53 years male,History of hypertension and tachycardia,MRI abdomen:-Left adrenal mass:- size 5.8 cm
Right renal mass:- size-3.0cm
Microscopic examination of the renal mass showed vascular tumor with diffuse sheets of clear cells having Fuhrman grade II1 (Fig. 4) nuclei. There was no evidence of necrosis within the tumor. There was no evidence of extraparenchymal invasion. The differential diagnosis included RCC with contralateral adrenal metastasis, ACC with contralateral renal metastasis, synchronous RCC and ACC or synchronous RCC and adrenocortical adenoma.
A panel of immunohistochemical stains was performed to sort out the diagnosis.
Adrenal tumor demonstrated strong Vimentin positivity and is negative for CK7, CK20, E1/AE3, EMA, Synaptophysin and S100.Renal cell carcinoma was positive for CK7, AE1/AE3, EMA (weak) and Vimentin. It was negative for CK20, Synaptophysin and S100.

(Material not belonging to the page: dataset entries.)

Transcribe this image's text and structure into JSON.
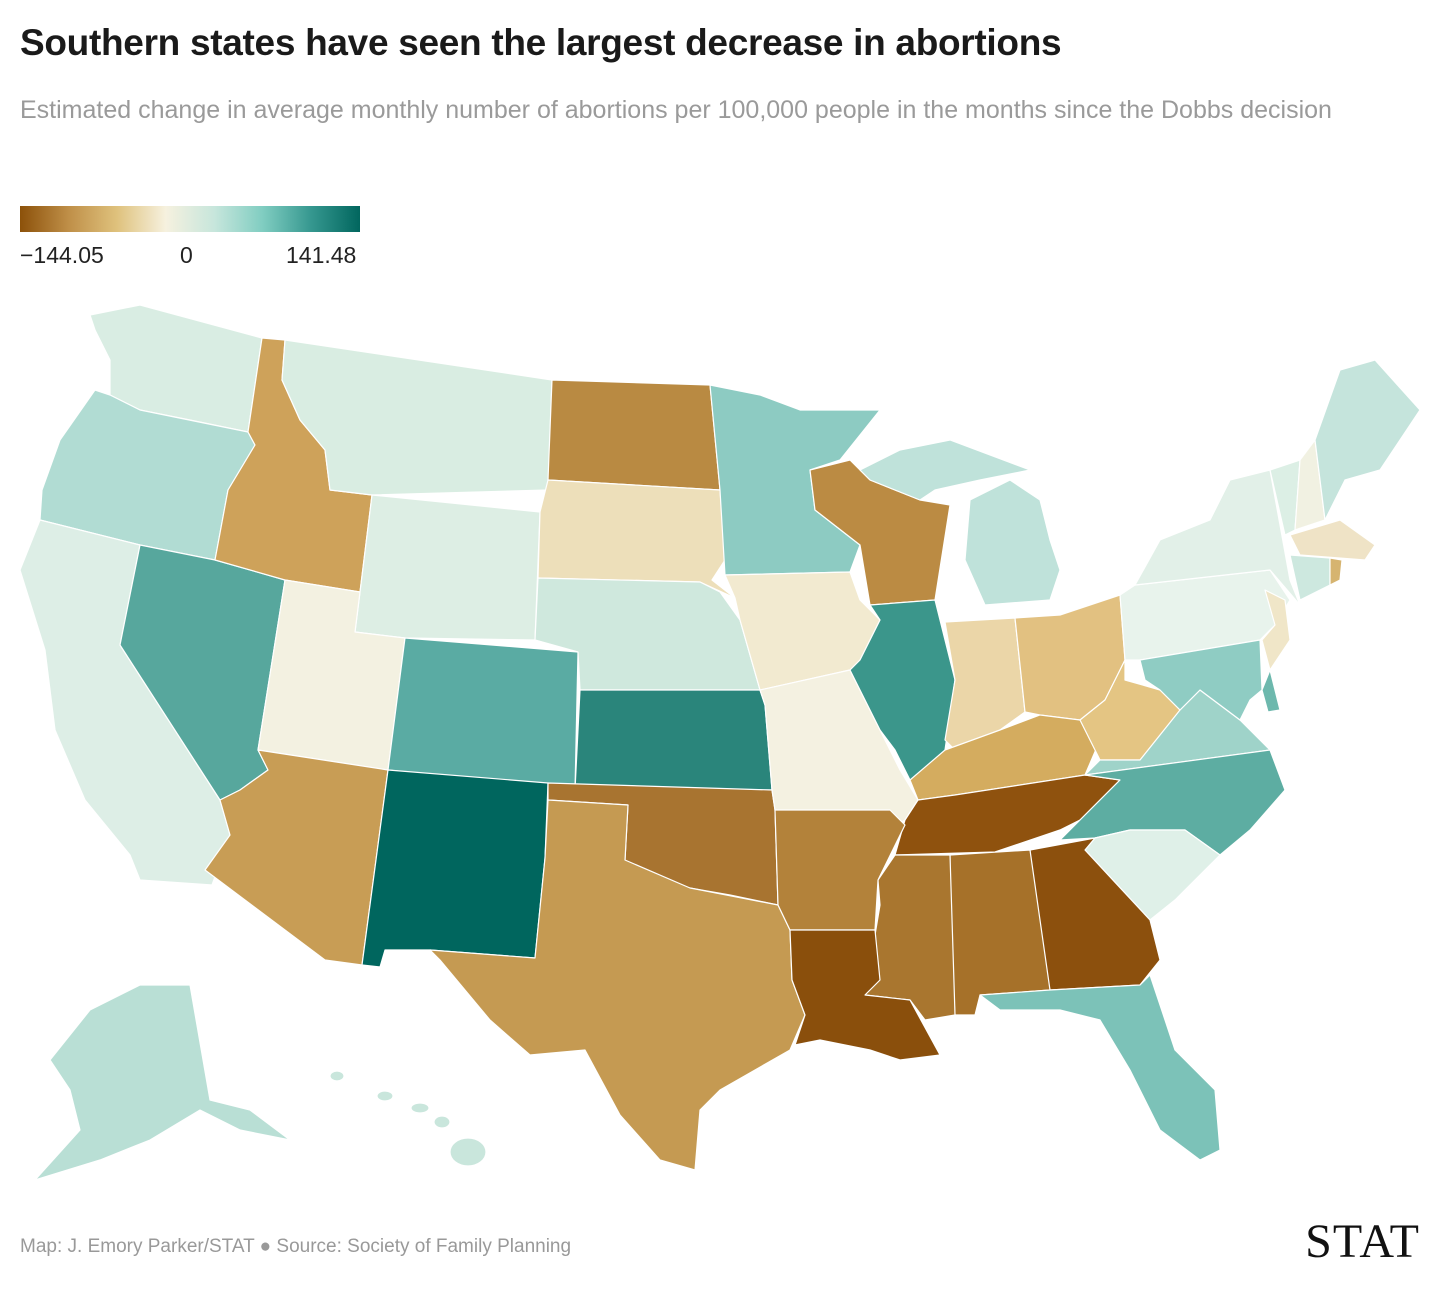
{
  "header": {
    "title": "Southern states have seen the largest decrease in abortions",
    "subtitle": "Estimated change in average monthly number of abortions per 100,000 people in the months since the Dobbs decision"
  },
  "legend": {
    "min_label": "−144.05",
    "mid_label": "0",
    "max_label": "141.48",
    "min": -144.05,
    "mid": 0,
    "max": 141.48,
    "colors": [
      "#8c510a",
      "#bf8f48",
      "#dfc27d",
      "#f6f1df",
      "#c7e6dc",
      "#80cdc1",
      "#35978f",
      "#01665e"
    ]
  },
  "map": {
    "type": "choropleth",
    "region": "United States",
    "state_colors": {
      "WA": "#d9ede3",
      "OR": "#b1dcd3",
      "CA": "#ddeee6",
      "NV": "#57a79d",
      "ID": "#cea25a",
      "MT": "#d9ede2",
      "WY": "#ddeee4",
      "UT": "#f3f1e1",
      "CO": "#5aaba3",
      "AZ": "#c89d55",
      "NM": "#00665e",
      "ND": "#b98a42",
      "SD": "#eddfba",
      "NE": "#cfe8dd",
      "KS": "#2a857b",
      "OK": "#a87430",
      "TX": "#c59a52",
      "MN": "#8dcbc2",
      "IA": "#f2ead0",
      "MO": "#f4f1e1",
      "WI": "#bb8b43",
      "IL": "#3b968b",
      "MI": "#bfe2da",
      "IN": "#ebd6a8",
      "OH": "#e2c181",
      "KY": "#d4ac5f",
      "TN": "#8f520e",
      "WV": "#e4c583",
      "VA": "#9fd3c9",
      "NC": "#5dada2",
      "SC": "#dff0e8",
      "GA": "#8c500d",
      "AL": "#a67129",
      "MS": "#a9762f",
      "AR": "#b3823a",
      "LA": "#8a4f0c",
      "FL": "#7cc2b8",
      "PA": "#e8f3ec",
      "NY": "#e2f0e8",
      "VT": "#dcefe5",
      "NH": "#f1f1e2",
      "ME": "#c5e4dc",
      "MA": "#efe3c6",
      "CT": "#cde8df",
      "RI": "#d6b470",
      "NJ": "#f0e6c8",
      "MD": "#8fccc3",
      "DE": "#6db8ad",
      "AK": "#b9dfd5",
      "HI": "#c9e6dc"
    }
  },
  "footer": {
    "credit": "Map: J. Emory Parker/STAT ● Source: Society of Family Planning",
    "logo": "STAT"
  }
}
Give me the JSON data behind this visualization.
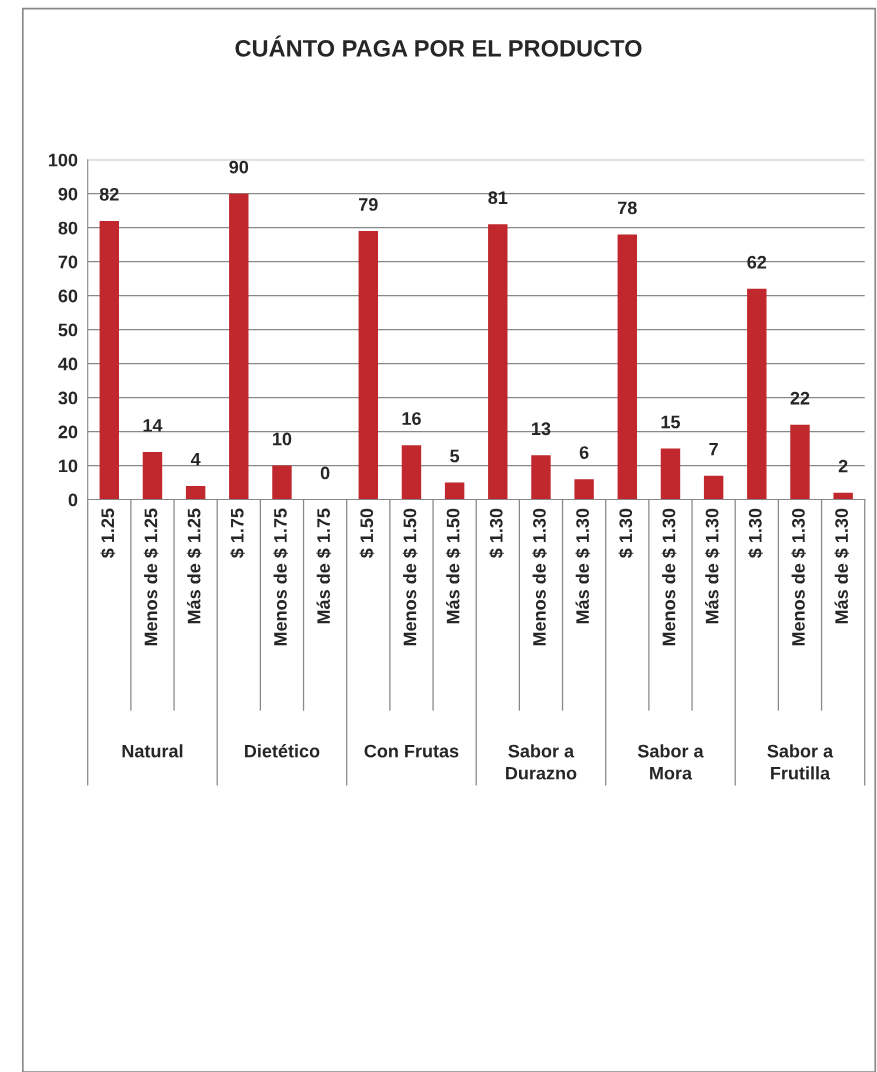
{
  "chart_data": {
    "type": "bar",
    "title": "CUÁNTO PAGA POR EL PRODUCTO",
    "categories": [
      "$ 1.25",
      "Menos de $ 1.25",
      "Más de $ 1.25",
      "$ 1.75",
      "Menos de $ 1.75",
      "Más de $ 1.75",
      "$ 1.50",
      "Menos de $ 1.50",
      "Más de $ 1.50",
      "$ 1.30",
      "Menos de $ 1.30",
      "Más de $ 1.30",
      "$ 1.30",
      "Menos de $ 1.30",
      "Más de $ 1.30",
      "$ 1.30",
      "Menos de $ 1.30",
      "Más de $ 1.30"
    ],
    "values": [
      82,
      14,
      4,
      90,
      10,
      0,
      79,
      16,
      5,
      81,
      13,
      6,
      78,
      15,
      7,
      62,
      22,
      2
    ],
    "color": "#c0282d",
    "ylim": [
      0,
      100
    ],
    "yticks": [
      0,
      10,
      20,
      30,
      40,
      50,
      60,
      70,
      80,
      90,
      100
    ],
    "grid": "y",
    "data_labels": true,
    "legend": false,
    "annotations": [
      "Natural",
      "Dietético",
      "Con Frutas",
      "Sabor a\nDurazno",
      "Sabor a\nMora",
      "Sabor a\nFrutilla"
    ]
  }
}
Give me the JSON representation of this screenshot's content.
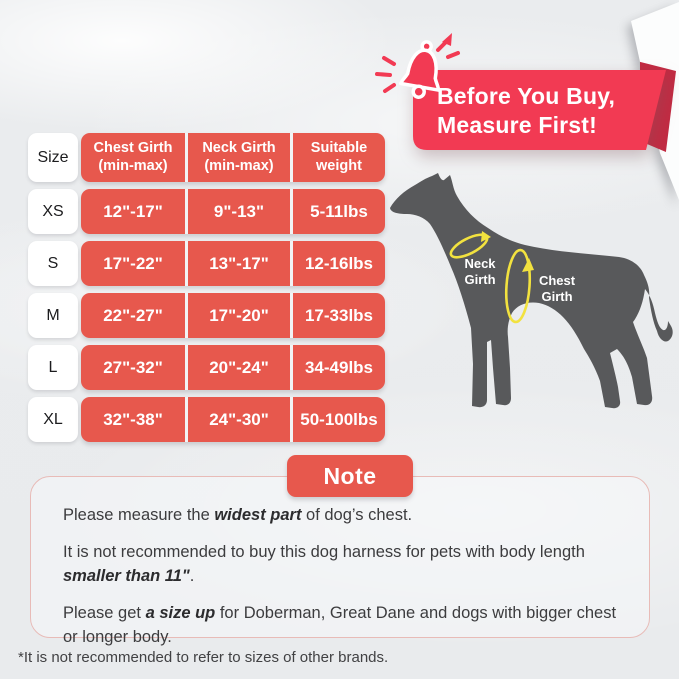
{
  "banner": {
    "title_line1": "Before You Buy,",
    "title_line2": "Measure First!"
  },
  "size_table": {
    "header": {
      "size": "Size",
      "chest": [
        "Chest Girth",
        "(min-max)"
      ],
      "neck": [
        "Neck Girth",
        "(min-max)"
      ],
      "weight": [
        "Suitable",
        "weight"
      ]
    },
    "rows": [
      {
        "size": "XS",
        "chest": "12\"-17\"",
        "neck": "9\"-13\"",
        "weight": "5-11lbs"
      },
      {
        "size": "S",
        "chest": "17\"-22\"",
        "neck": "13\"-17\"",
        "weight": "12-16lbs"
      },
      {
        "size": "M",
        "chest": "22\"-27\"",
        "neck": "17\"-20\"",
        "weight": "17-33lbs"
      },
      {
        "size": "L",
        "chest": "27\"-32\"",
        "neck": "20\"-24\"",
        "weight": "34-49lbs"
      },
      {
        "size": "XL",
        "chest": "32\"-38\"",
        "neck": "24\"-30\"",
        "weight": "50-100lbs"
      }
    ]
  },
  "diagram": {
    "neck_label": [
      "Neck",
      "Girth"
    ],
    "chest_label": [
      "Chest",
      "Girth"
    ]
  },
  "note": {
    "badge": "Note",
    "paragraphs": [
      [
        {
          "text": "Please measure the "
        },
        {
          "text": "widest part",
          "em": true
        },
        {
          "text": " of dog’s chest."
        }
      ],
      [
        {
          "text": "It is not recommended to buy this dog harness for pets with body length "
        },
        {
          "text": "smaller than 11\"",
          "em": true
        },
        {
          "text": "."
        }
      ],
      [
        {
          "text": "Please get "
        },
        {
          "text": "a size up",
          "em": true
        },
        {
          "text": " for Doberman, Great Dane and dogs with bigger chest or longer body."
        }
      ]
    ]
  },
  "footnote": "*It is not recommended to refer to sizes of other brands.",
  "colors": {
    "banner_red": "#F23A53",
    "table_red": "#E7584D",
    "fold_red": "#C22A42",
    "dog_gray": "#58595B",
    "highlight_yellow": "#F2E23F",
    "note_border": "#E8BBB7",
    "text_dark": "#3C3C3E"
  }
}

The difference of immunoprofile between the two tumors documented that they originated from two different primaries.
The diagnosis of synchronous tumors rather than metastasis influences the prognosis. The longest disease free interval after removal of contralateral adrenal metastasis was 12.1 years8 and the longest crude survival was 14.3 years9. In contrast non metastazing RCC has an excellent prognosis if no metastasis developed.